The study has several strengths including a large sample size ensuring validity of the data, while representativeness was high when considering the problem in urban slum settings. Furthermore, all components of a disease care cascade including medication adherence, an information which is not usually collected in nationally representative secondary surveys were incorporated in this study. However, there are certain limitations to this study. Firstly, the findings of the present study should not be generalized to people living in improved non-slum conditions although we were able to compare the hypertension burden and care cascade outcomes in the present study with estimates derived from multiple large nationally representative datasets. Second, being cross-sectional in nature, the study could not establish causality due to lack of temporal evidence between hypertension and its determinants. Third, some selection bias is possible as those adults who were not available in the household during the survey period were omitted. Similarly. Recall bias could have contributed to overestimation of previously diagnosed cases of hypertension, while social desirability bias may have contributed to inflated measures of antihypertensive medication adherence. Fourth, we did not ascertain adherence to prescribed healthy diet such as salt restriction and consumption of fresh fruits and vegetables in the participants which can influence blood pressure control [53]. Fourth, as samples were selected through clusters, the possibility of clustering of risk factors in the regression analysis despite checking for multicollinearity cannot be completely ruled out. Fifth, our blood pressure measurements could have some variation due to the white coat effect that may cause a slight elevation in the readings although this phenomenon is unavoidable in large epidemiological surveys [54].

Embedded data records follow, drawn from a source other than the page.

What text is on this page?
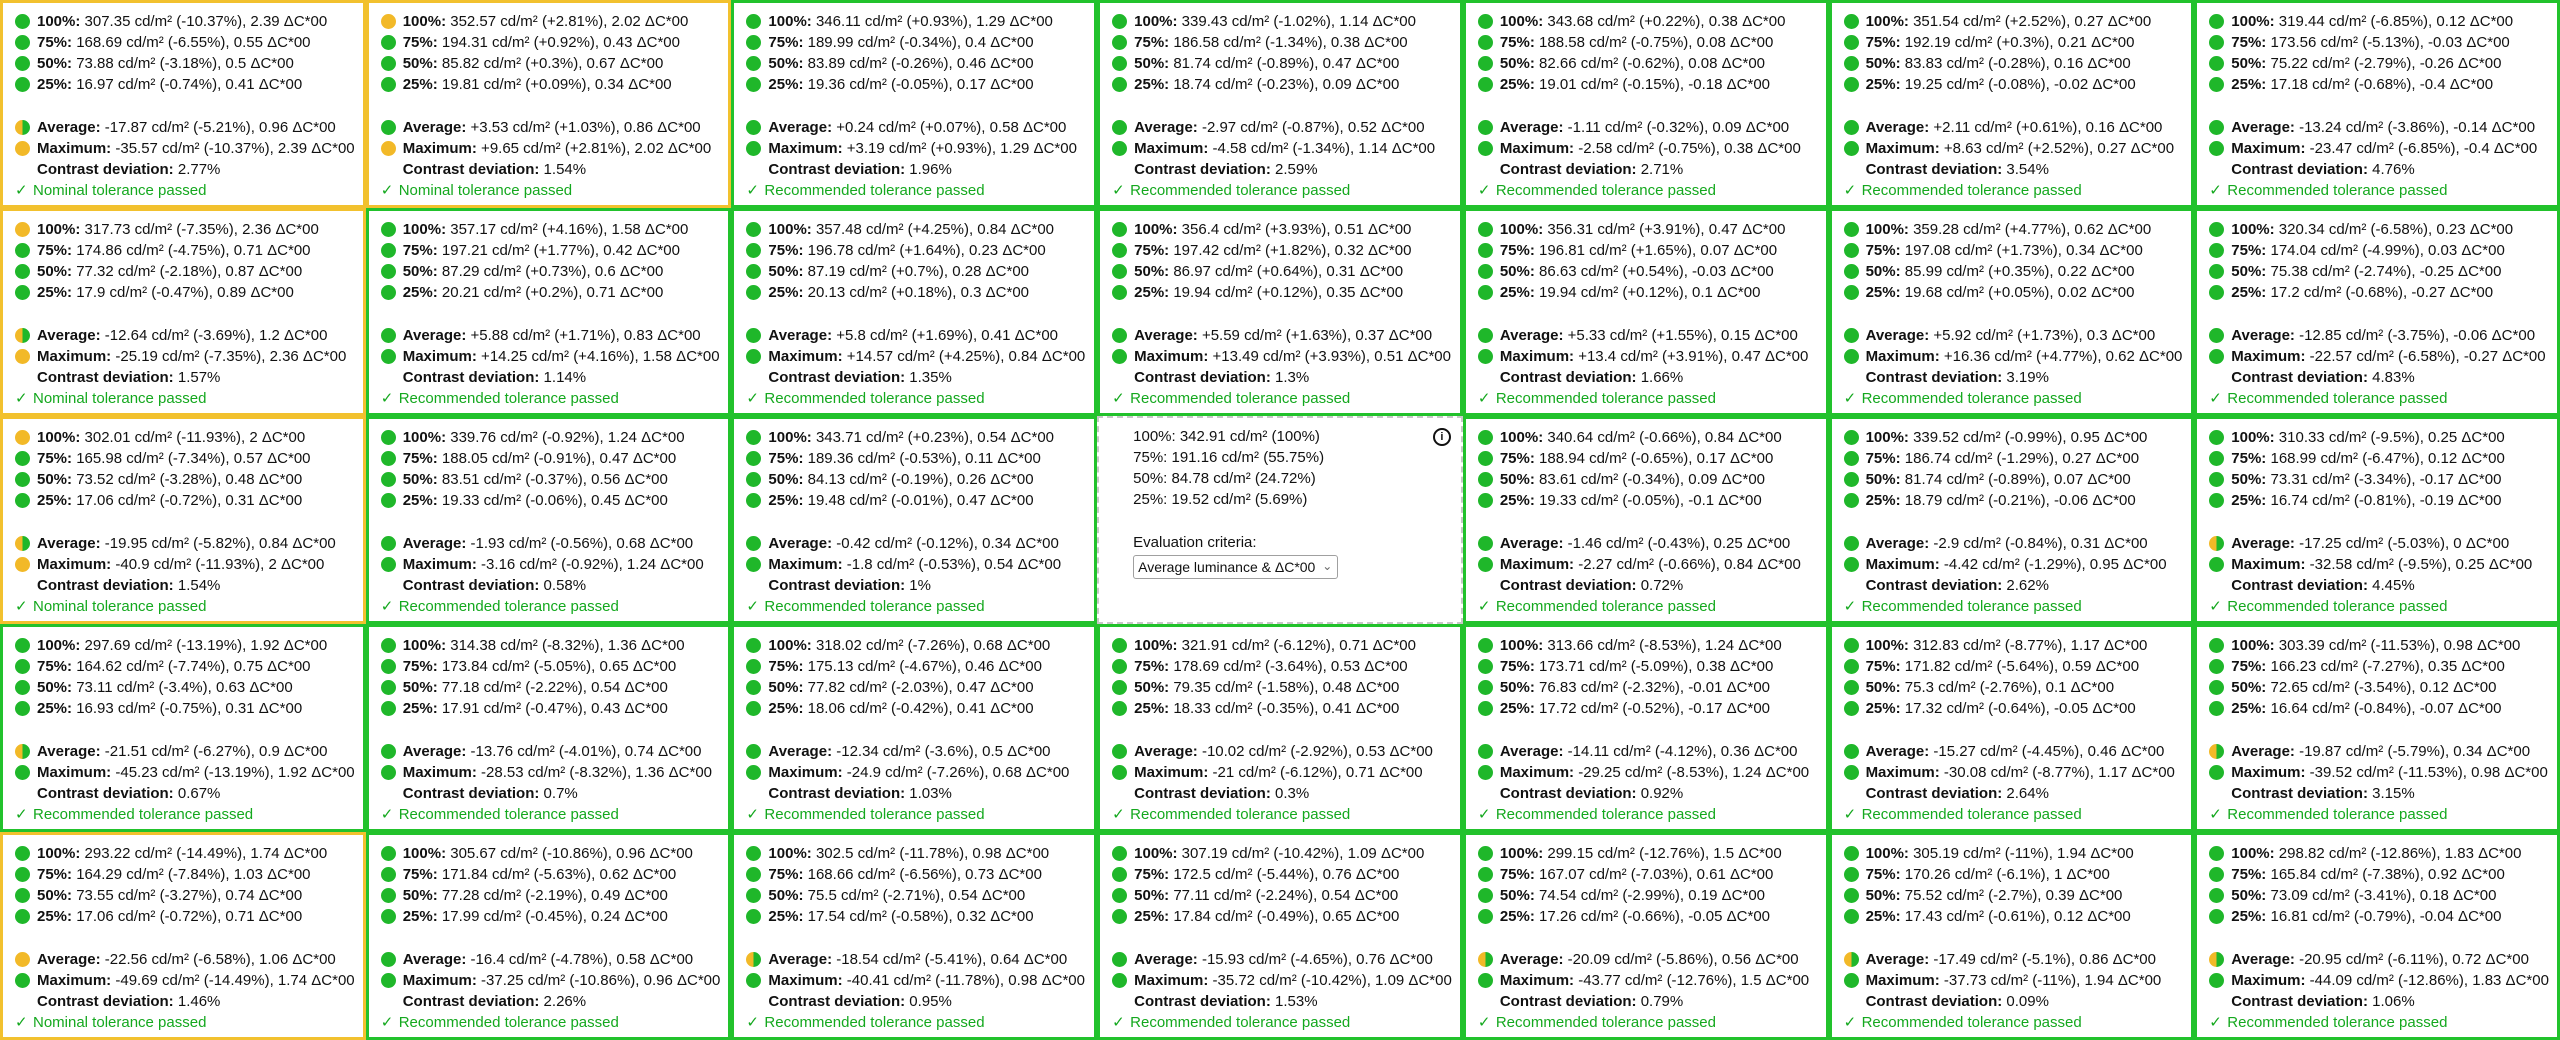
100%: 307.35 cd/m² (-10.37%), 2.39 ΔC*00
75%: 168.69 cd/m² (-6.55%), 0.55 ΔC*00
50%: 73.88 cd/m² (-3.18%), 0.5 ΔC*00
25%: 16.97 cd/m² (-0.74%), 0.41 ΔC*00
Average: -17.87 cd/m² (-5.21%), 0.96 ΔC*00
Maximum: -35.57 cd/m² (-10.37%), 2.39 ΔC*00
Contrast deviation: 2.77%
✓ Nominal tolerance passed
100%: 352.57 cd/m² (+2.81%), 2.02 ΔC*00
75%: 194.31 cd/m² (+0.92%), 0.43 ΔC*00
50%: 85.82 cd/m² (+0.3%), 0.67 ΔC*00
25%: 19.81 cd/m² (+0.09%), 0.34 ΔC*00
Average: +3.53 cd/m² (+1.03%), 0.86 ΔC*00
Maximum: +9.65 cd/m² (+2.81%), 2.02 ΔC*00
Contrast deviation: 1.54%
✓ Nominal tolerance passed
100%: 346.11 cd/m² (+0.93%), 1.29 ΔC*00
75%: 189.99 cd/m² (-0.34%), 0.4 ΔC*00
50%: 83.89 cd/m² (-0.26%), 0.46 ΔC*00
25%: 19.36 cd/m² (-0.05%), 0.17 ΔC*00
Average: +0.24 cd/m² (+0.07%), 0.58 ΔC*00
Maximum: +3.19 cd/m² (+0.93%), 1.29 ΔC*00
Contrast deviation: 1.96%
✓ Recommended tolerance passed
100%: 339.43 cd/m² (-1.02%), 1.14 ΔC*00
75%: 186.58 cd/m² (-1.34%), 0.38 ΔC*00
50%: 81.74 cd/m² (-0.89%), 0.47 ΔC*00
25%: 18.74 cd/m² (-0.23%), 0.09 ΔC*00
Average: -2.97 cd/m² (-0.87%), 0.52 ΔC*00
Maximum: -4.58 cd/m² (-1.34%), 1.14 ΔC*00
Contrast deviation: 2.59%
✓ Recommended tolerance passed
100%: 343.68 cd/m² (+0.22%), 0.38 ΔC*00
75%: 188.58 cd/m² (-0.75%), 0.08 ΔC*00
50%: 82.66 cd/m² (-0.62%), 0.08 ΔC*00
25%: 19.01 cd/m² (-0.15%), -0.18 ΔC*00
Average: -1.11 cd/m² (-0.32%), 0.09 ΔC*00
Maximum: -2.58 cd/m² (-0.75%), 0.38 ΔC*00
Contrast deviation: 2.71%
✓ Recommended tolerance passed
100%: 351.54 cd/m² (+2.52%), 0.27 ΔC*00
75%: 192.19 cd/m² (+0.3%), 0.21 ΔC*00
50%: 83.83 cd/m² (-0.28%), 0.16 ΔC*00
25%: 19.25 cd/m² (-0.08%), -0.02 ΔC*00
Average: +2.11 cd/m² (+0.61%), 0.16 ΔC*00
Maximum: +8.63 cd/m² (+2.52%), 0.27 ΔC*00
Contrast deviation: 3.54%
✓ Recommended tolerance passed
100%: 319.44 cd/m² (-6.85%), 0.12 ΔC*00
75%: 173.56 cd/m² (-5.13%), -0.03 ΔC*00
50%: 75.22 cd/m² (-2.79%), -0.26 ΔC*00
25%: 17.18 cd/m² (-0.68%), -0.4 ΔC*00
Average: -13.24 cd/m² (-3.86%), -0.14 ΔC*00
Maximum: -23.47 cd/m² (-6.85%), -0.4 ΔC*00
Contrast deviation: 4.76%
✓ Recommended tolerance passed
100%: 317.73 cd/m² (-7.35%), 2.36 ΔC*00
75%: 174.86 cd/m² (-4.75%), 0.71 ΔC*00
50%: 77.32 cd/m² (-2.18%), 0.87 ΔC*00
25%: 17.9 cd/m² (-0.47%), 0.89 ΔC*00
Average: -12.64 cd/m² (-3.69%), 1.2 ΔC*00
Maximum: -25.19 cd/m² (-7.35%), 2.36 ΔC*00
Contrast deviation: 1.57%
✓ Nominal tolerance passed
100%: 357.17 cd/m² (+4.16%), 1.58 ΔC*00
75%: 197.21 cd/m² (+1.77%), 0.42 ΔC*00
50%: 87.29 cd/m² (+0.73%), 0.6 ΔC*00
25%: 20.21 cd/m² (+0.2%), 0.71 ΔC*00
Average: +5.88 cd/m² (+1.71%), 0.83 ΔC*00
Maximum: +14.25 cd/m² (+4.16%), 1.58 ΔC*00
Contrast deviation: 1.14%
✓ Recommended tolerance passed
100%: 357.48 cd/m² (+4.25%), 0.84 ΔC*00
75%: 196.78 cd/m² (+1.64%), 0.23 ΔC*00
50%: 87.19 cd/m² (+0.7%), 0.28 ΔC*00
25%: 20.13 cd/m² (+0.18%), 0.3 ΔC*00
Average: +5.8 cd/m² (+1.69%), 0.41 ΔC*00
Maximum: +14.57 cd/m² (+4.25%), 0.84 ΔC*00
Contrast deviation: 1.35%
✓ Recommended tolerance passed
100%: 356.4 cd/m² (+3.93%), 0.51 ΔC*00
75%: 197.42 cd/m² (+1.82%), 0.32 ΔC*00
50%: 86.97 cd/m² (+0.64%), 0.31 ΔC*00
25%: 19.94 cd/m² (+0.12%), 0.35 ΔC*00
Average: +5.59 cd/m² (+1.63%), 0.37 ΔC*00
Maximum: +13.49 cd/m² (+3.93%), 0.51 ΔC*00
Contrast deviation: 1.3%
✓ Recommended tolerance passed
100%: 356.31 cd/m² (+3.91%), 0.47 ΔC*00
75%: 196.81 cd/m² (+1.65%), 0.07 ΔC*00
50%: 86.63 cd/m² (+0.54%), -0.03 ΔC*00
25%: 19.94 cd/m² (+0.12%), 0.1 ΔC*00
Average: +5.33 cd/m² (+1.55%), 0.15 ΔC*00
Maximum: +13.4 cd/m² (+3.91%), 0.47 ΔC*00
Contrast deviation: 1.66%
✓ Recommended tolerance passed
100%: 359.28 cd/m² (+4.77%), 0.62 ΔC*00
75%: 197.08 cd/m² (+1.73%), 0.34 ΔC*00
50%: 85.99 cd/m² (+0.35%), 0.22 ΔC*00
25%: 19.68 cd/m² (+0.05%), 0.02 ΔC*00
Average: +5.92 cd/m² (+1.73%), 0.3 ΔC*00
Maximum: +16.36 cd/m² (+4.77%), 0.62 ΔC*00
Contrast deviation: 3.19%
✓ Recommended tolerance passed
100%: 320.34 cd/m² (-6.58%), 0.23 ΔC*00
75%: 174.04 cd/m² (-4.99%), 0.03 ΔC*00
50%: 75.38 cd/m² (-2.74%), -0.25 ΔC*00
25%: 17.2 cd/m² (-0.68%), -0.27 ΔC*00
Average: -12.85 cd/m² (-3.75%), -0.06 ΔC*00
Maximum: -22.57 cd/m² (-6.58%), -0.27 ΔC*00
Contrast deviation: 4.83%
✓ Recommended tolerance passed
100%: 302.01 cd/m² (-11.93%), 2 ΔC*00
75%: 165.98 cd/m² (-7.34%), 0.57 ΔC*00
50%: 73.52 cd/m² (-3.28%), 0.48 ΔC*00
25%: 17.06 cd/m² (-0.72%), 0.31 ΔC*00
Average: -19.95 cd/m² (-5.82%), 0.84 ΔC*00
Maximum: -40.9 cd/m² (-11.93%), 2 ΔC*00
Contrast deviation: 1.54%
✓ Nominal tolerance passed
100%: 339.76 cd/m² (-0.92%), 1.24 ΔC*00
75%: 188.05 cd/m² (-0.91%), 0.47 ΔC*00
50%: 83.51 cd/m² (-0.37%), 0.56 ΔC*00
25%: 19.33 cd/m² (-0.06%), 0.45 ΔC*00
Average: -1.93 cd/m² (-0.56%), 0.68 ΔC*00
Maximum: -3.16 cd/m² (-0.92%), 1.24 ΔC*00
Contrast deviation: 0.58%
✓ Recommended tolerance passed
100%: 343.71 cd/m² (+0.23%), 0.54 ΔC*00
75%: 189.36 cd/m² (-0.53%), 0.11 ΔC*00
50%: 84.13 cd/m² (-0.19%), 0.26 ΔC*00
25%: 19.48 cd/m² (-0.01%), 0.47 ΔC*00
Average: -0.42 cd/m² (-0.12%), 0.34 ΔC*00
Maximum: -1.8 cd/m² (-0.53%), 0.54 ΔC*00
Contrast deviation: 1%
✓ Recommended tolerance passed
i
100%: 342.91 cd/m² (100%)
75%: 191.16 cd/m² (55.75%)
50%: 84.78 cd/m² (24.72%)
25%: 19.52 cd/m² (5.69%)
Evaluation criteria:
Average luminance & ΔC*00 ⌄
100%: 340.64 cd/m² (-0.66%), 0.84 ΔC*00
75%: 188.94 cd/m² (-0.65%), 0.17 ΔC*00
50%: 83.61 cd/m² (-0.34%), 0.09 ΔC*00
25%: 19.33 cd/m² (-0.05%), -0.1 ΔC*00
Average: -1.46 cd/m² (-0.43%), 0.25 ΔC*00
Maximum: -2.27 cd/m² (-0.66%), 0.84 ΔC*00
Contrast deviation: 0.72%
✓ Recommended tolerance passed
100%: 339.52 cd/m² (-0.99%), 0.95 ΔC*00
75%: 186.74 cd/m² (-1.29%), 0.27 ΔC*00
50%: 81.74 cd/m² (-0.89%), 0.07 ΔC*00
25%: 18.79 cd/m² (-0.21%), -0.06 ΔC*00
Average: -2.9 cd/m² (-0.84%), 0.31 ΔC*00
Maximum: -4.42 cd/m² (-1.29%), 0.95 ΔC*00
Contrast deviation: 2.62%
✓ Recommended tolerance passed
100%: 310.33 cd/m² (-9.5%), 0.25 ΔC*00
75%: 168.99 cd/m² (-6.47%), 0.12 ΔC*00
50%: 73.31 cd/m² (-3.34%), -0.17 ΔC*00
25%: 16.74 cd/m² (-0.81%), -0.19 ΔC*00
Average: -17.25 cd/m² (-5.03%), 0 ΔC*00
Maximum: -32.58 cd/m² (-9.5%), 0.25 ΔC*00
Contrast deviation: 4.45%
✓ Recommended tolerance passed
100%: 297.69 cd/m² (-13.19%), 1.92 ΔC*00
75%: 164.62 cd/m² (-7.74%), 0.75 ΔC*00
50%: 73.11 cd/m² (-3.4%), 0.63 ΔC*00
25%: 16.93 cd/m² (-0.75%), 0.31 ΔC*00
Average: -21.51 cd/m² (-6.27%), 0.9 ΔC*00
Maximum: -45.23 cd/m² (-13.19%), 1.92 ΔC*00
Contrast deviation: 0.67%
✓ Recommended tolerance passed
100%: 314.38 cd/m² (-8.32%), 1.36 ΔC*00
75%: 173.84 cd/m² (-5.05%), 0.65 ΔC*00
50%: 77.18 cd/m² (-2.22%), 0.54 ΔC*00
25%: 17.91 cd/m² (-0.47%), 0.43 ΔC*00
Average: -13.76 cd/m² (-4.01%), 0.74 ΔC*00
Maximum: -28.53 cd/m² (-8.32%), 1.36 ΔC*00
Contrast deviation: 0.7%
✓ Recommended tolerance passed
100%: 318.02 cd/m² (-7.26%), 0.68 ΔC*00
75%: 175.13 cd/m² (-4.67%), 0.46 ΔC*00
50%: 77.82 cd/m² (-2.03%), 0.47 ΔC*00
25%: 18.06 cd/m² (-0.42%), 0.41 ΔC*00
Average: -12.34 cd/m² (-3.6%), 0.5 ΔC*00
Maximum: -24.9 cd/m² (-7.26%), 0.68 ΔC*00
Contrast deviation: 1.03%
✓ Recommended tolerance passed
100%: 321.91 cd/m² (-6.12%), 0.71 ΔC*00
75%: 178.69 cd/m² (-3.64%), 0.53 ΔC*00
50%: 79.35 cd/m² (-1.58%), 0.48 ΔC*00
25%: 18.33 cd/m² (-0.35%), 0.41 ΔC*00
Average: -10.02 cd/m² (-2.92%), 0.53 ΔC*00
Maximum: -21 cd/m² (-6.12%), 0.71 ΔC*00
Contrast deviation: 0.3%
✓ Recommended tolerance passed
100%: 313.66 cd/m² (-8.53%), 1.24 ΔC*00
75%: 173.71 cd/m² (-5.09%), 0.38 ΔC*00
50%: 76.83 cd/m² (-2.32%), -0.01 ΔC*00
25%: 17.72 cd/m² (-0.52%), -0.17 ΔC*00
Average: -14.11 cd/m² (-4.12%), 0.36 ΔC*00
Maximum: -29.25 cd/m² (-8.53%), 1.24 ΔC*00
Contrast deviation: 0.92%
✓ Recommended tolerance passed
100%: 312.83 cd/m² (-8.77%), 1.17 ΔC*00
75%: 171.82 cd/m² (-5.64%), 0.59 ΔC*00
50%: 75.3 cd/m² (-2.76%), 0.1 ΔC*00
25%: 17.32 cd/m² (-0.64%), -0.05 ΔC*00
Average: -15.27 cd/m² (-4.45%), 0.46 ΔC*00
Maximum: -30.08 cd/m² (-8.77%), 1.17 ΔC*00
Contrast deviation: 2.64%
✓ Recommended tolerance passed
100%: 303.39 cd/m² (-11.53%), 0.98 ΔC*00
75%: 166.23 cd/m² (-7.27%), 0.35 ΔC*00
50%: 72.65 cd/m² (-3.54%), 0.12 ΔC*00
25%: 16.64 cd/m² (-0.84%), -0.07 ΔC*00
Average: -19.87 cd/m² (-5.79%), 0.34 ΔC*00
Maximum: -39.52 cd/m² (-11.53%), 0.98 ΔC*00
Contrast deviation: 3.15%
✓ Recommended tolerance passed
100%: 293.22 cd/m² (-14.49%), 1.74 ΔC*00
75%: 164.29 cd/m² (-7.84%), 1.03 ΔC*00
50%: 73.55 cd/m² (-3.27%), 0.74 ΔC*00
25%: 17.06 cd/m² (-0.72%), 0.71 ΔC*00
Average: -22.56 cd/m² (-6.58%), 1.06 ΔC*00
Maximum: -49.69 cd/m² (-14.49%), 1.74 ΔC*00
Contrast deviation: 1.46%
✓ Nominal tolerance passed
100%: 305.67 cd/m² (-10.86%), 0.96 ΔC*00
75%: 171.84 cd/m² (-5.63%), 0.62 ΔC*00
50%: 77.28 cd/m² (-2.19%), 0.49 ΔC*00
25%: 17.99 cd/m² (-0.45%), 0.24 ΔC*00
Average: -16.4 cd/m² (-4.78%), 0.58 ΔC*00
Maximum: -37.25 cd/m² (-10.86%), 0.96 ΔC*00
Contrast deviation: 2.26%
✓ Recommended tolerance passed
100%: 302.5 cd/m² (-11.78%), 0.98 ΔC*00
75%: 168.66 cd/m² (-6.56%), 0.73 ΔC*00
50%: 75.5 cd/m² (-2.71%), 0.54 ΔC*00
25%: 17.54 cd/m² (-0.58%), 0.32 ΔC*00
Average: -18.54 cd/m² (-5.41%), 0.64 ΔC*00
Maximum: -40.41 cd/m² (-11.78%), 0.98 ΔC*00
Contrast deviation: 0.95%
✓ Recommended tolerance passed
100%: 307.19 cd/m² (-10.42%), 1.09 ΔC*00
75%: 172.5 cd/m² (-5.44%), 0.76 ΔC*00
50%: 77.11 cd/m² (-2.24%), 0.54 ΔC*00
25%: 17.84 cd/m² (-0.49%), 0.65 ΔC*00
Average: -15.93 cd/m² (-4.65%), 0.76 ΔC*00
Maximum: -35.72 cd/m² (-10.42%), 1.09 ΔC*00
Contrast deviation: 1.53%
✓ Recommended tolerance passed
100%: 299.15 cd/m² (-12.76%), 1.5 ΔC*00
75%: 167.07 cd/m² (-7.03%), 0.61 ΔC*00
50%: 74.54 cd/m² (-2.99%), 0.19 ΔC*00
25%: 17.26 cd/m² (-0.66%), -0.05 ΔC*00
Average: -20.09 cd/m² (-5.86%), 0.56 ΔC*00
Maximum: -43.77 cd/m² (-12.76%), 1.5 ΔC*00
Contrast deviation: 0.79%
✓ Recommended tolerance passed
100%: 305.19 cd/m² (-11%), 1.94 ΔC*00
75%: 170.26 cd/m² (-6.1%), 1 ΔC*00
50%: 75.52 cd/m² (-2.7%), 0.39 ΔC*00
25%: 17.43 cd/m² (-0.61%), 0.12 ΔC*00
Average: -17.49 cd/m² (-5.1%), 0.86 ΔC*00
Maximum: -37.73 cd/m² (-11%), 1.94 ΔC*00
Contrast deviation: 0.09%
✓ Recommended tolerance passed
100%: 298.82 cd/m² (-12.86%), 1.83 ΔC*00
75%: 165.84 cd/m² (-7.38%), 0.92 ΔC*00
50%: 73.09 cd/m² (-3.41%), 0.18 ΔC*00
25%: 16.81 cd/m² (-0.79%), -0.04 ΔC*00
Average: -20.95 cd/m² (-6.11%), 0.72 ΔC*00
Maximum: -44.09 cd/m² (-12.86%), 1.83 ΔC*00
Contrast deviation: 1.06%
✓ Recommended tolerance passed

Our study has some important implications for enhancing the hypertension care and control cascade in slum settings in India and similar low-resource settings in LMICs. First, despite the mandate for annual community-based population screening for hypertension by frontline health workers (FHWs), a large proportion of existing patients with hypertension in slum residing communities remain undiagnosed signifying gaps and inefficient screening [31]. Refresher training and sensitization of FHWs is crucial since our findings indicate that conducting rapid community surveys for screening hypertension is feasible in such settings. Second, information, education, communication (IEC) campaigns to increase public demand for getting screened for hypertension and adopting healthy lifestyles as preventative strategies warrants high prioritization. Finally, ensuring adherence support for existing patients on antihypertensive medication from nursing and pharmacy staff at primary health facilities, and sensitization and training of doctors to avoid clinical inertia in patients with uncontrolled hypertension and ensure adequacy of drug treatment is an ethical imperative for medical practitioners in slum associated low-resource settings.

In conclusion, hypertension care cascade in urban slum-resettlement colony setting revealed a high burden of undiagnosed hypertension, low rates of medication adherence, and poor blood pressure control. Strengthening community screening and primary care continuum of care is necessary to improve the hypertension care cascade from early diagnosis to effective management with optimal health outcomes to reduce patient complications and increase longevity. Future research should ascertain the individual, community, and health-system factors responsible for missed or delayed screening, diagnosis, and initiation of antihypertensive treatment in urban slum areas.